Tom O’Connor: “I’m a student, heading to a career as an ad copywriter. I try to increase my MBA-type knowledge of how business works, and I don’t understand the grow-or-die concept as it applies to companies. Sure, it makes sense for publicly traded ones that have to satisfy analysts’ desire for earnings growth, but beyond that, why? If I’m turning a profit, why does it matter whether or not I’m growing?”
If you’re not growing when the population is, I guess you’re sort of shrinking.
And if you’re not growing, then you’re:
- taking all the profits out of the business instead of reinvesting them (in which case you’re probably not keeping up with the competition in terms of new equipment and/or better ways of doing things); or else . . .
- reinvesting your profits at zero return (which doesn’t bode terribly well, either).

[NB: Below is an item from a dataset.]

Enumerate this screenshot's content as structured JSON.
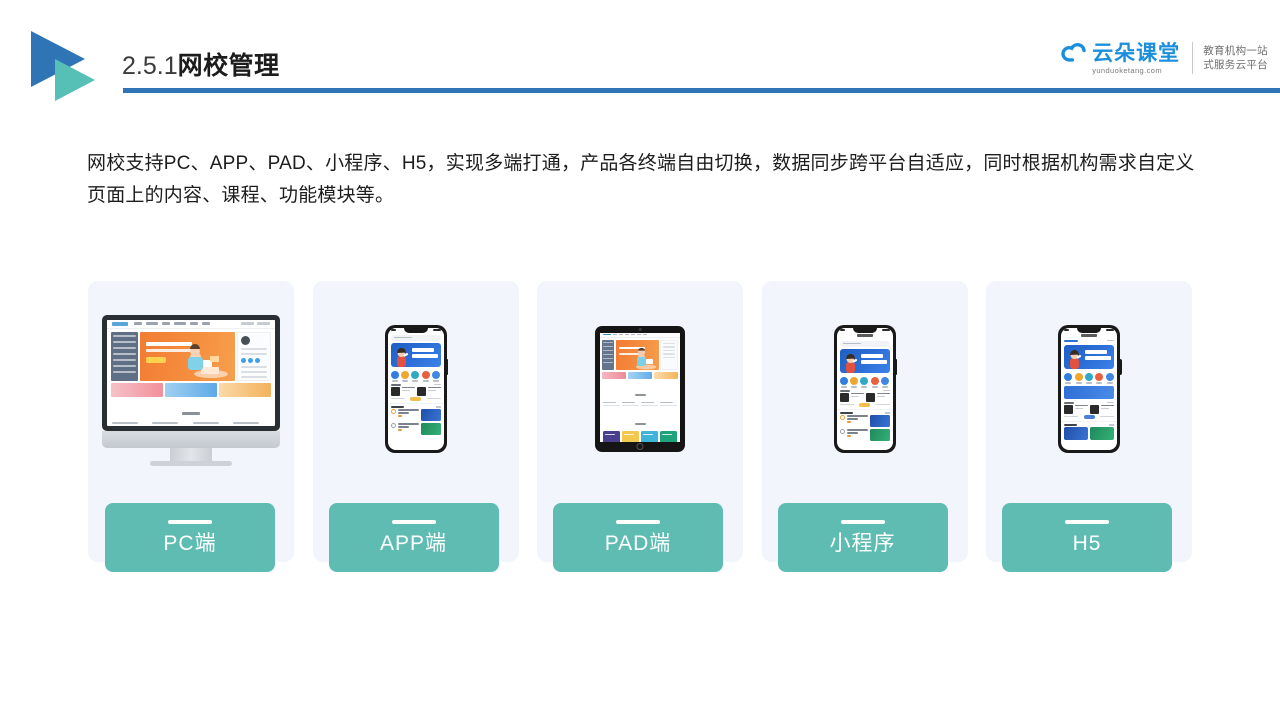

And if you’re not growing, it’s not too interesting or exciting for the sales team and management, so you’re not likely to attract or keep the young, bright go-getters – but your competition will. And those hungry go-getters will work hard and smart to win your customers over to the competition.
All that said, I’m sure there’s a place for the charming little guest house that has its fiercely loyal repeat clientele; that never expands; that never raises its rates, except perhaps to match inflation; and that provides a lovely living for the people who run it. But, with exceptions, there’s certainly something to the maxim.